La censure de l'artiste écologiste torontoise Franke James, dont le projet d'exposition itinérante en Europe aurait, selon elle, été torpillé par le ministère des Affaires étrangères, est jugée «déplorable» par le porte-parole libéral en matière d'Affaires étrangères, Dominic LeBlanc.

«C'est déplorable, mais, malheureusement, ce n'est pas étonnant, a affirmé M. LeBlanc, dans une réponse par courriel aux questions de La Presse. Le gouvernement conservateur a encore une fois saisi la chance d'imposer ses valeurs partisanes à l'étranger. Le Parti conservateur ne comprend pas le poids culturel et socio-économique des artistes. Il tente de politiser l'art et, encore une fois, il démontre son manque de leadership en matière de relations internationales: au lieu de saisir la chance de faire rayonner le talent canadien, il nous a plutôt fait honte à l'étranger.»

Hier, La Presse a rapporté que le réseau des ambassades du Canada à l'étranger avait refusé son aide à Mme James, et qu'un commanditaire privé du projet d'exposition avait même annulé son financement, apparemment après avoir subi des pressions.

Messages écologistes

Mme James est une illustratrice qui transmet dans ses oeuvres des messages écologistes, dont certains qui critiquent directement les orientations du gouvernement Harper.

Celui-ci s'est défendu en affirmant que l'identité du commanditaire lui était inconnue, mais, selon les échanges de courriels que La Presse a obtenus, l'annulation de cette commandite privée est survenue cinq jours après que son nom a été appris par une personne au Ministère.

De son côté, Steven Guilbeault, d'Équiterre, dit qu'«on se croirait vraiment dans une dictature». «C'est quand même incroyable qu'on mette au service d'une idéologie l'appareil diplomatique au grand complet pour réduire une personne au silence, dit-il. C'est le genre d'histoire qu'on entend en Chine. C'est la censure sur le style:»Ou bien vous pensez comme nous, ou bien on va tout faire pour vous discréditer, pour vous faire taire, pour vous priver de subvention.»»

«Mais ce n'est pas la première fois que les conservateurs essaient de réduire au silence des gens qui ne pensent pas comme eux, dit-il. Moi-même, j'ai été aux premières loges de cela en 2009 à Copenhague, quand l'actuel directeur des communications de Steven Harper m'a accusé d'être à l'origine d'un canular. Il faisait ça pour me réduire au silence, pour me discréditer. Il a fini par dire qu'il faisait cela parce qu'il me reprochait de parler en mal du Canada alors qu'il fallait que j'en parle en bien.»

D'autres cas

Selon plusieurs observateurs, le cas de Mme James n'est pas isolé: dans d'autres décisions administratives, l'idéologie a également prévalu.

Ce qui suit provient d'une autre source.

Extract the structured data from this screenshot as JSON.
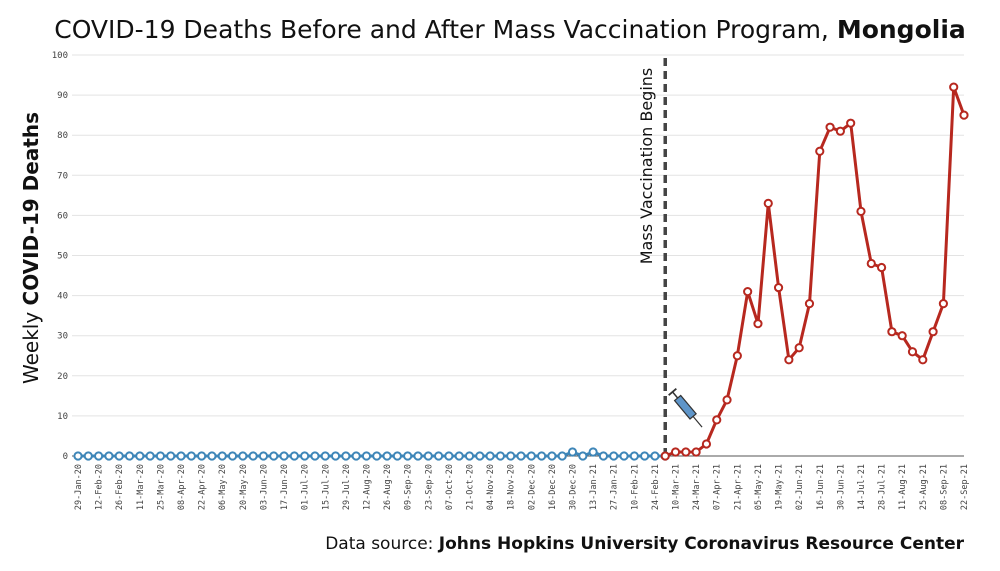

L'hiver dernier, la ministre responsable de l'Agence canadienne de développement international (ACDI), Bev Oda, a admis être intervenue personnellement pour priver le groupe Kairos de financement, malgré l'avis positif de son ministère. Kairos est un mouvement pour la justice sociale, établi dans les églises canadiennes. Il prétend avoir perdu sa subvention fédérale à cause de ses positions critiques envers Israël, donc pour des raisons politiques.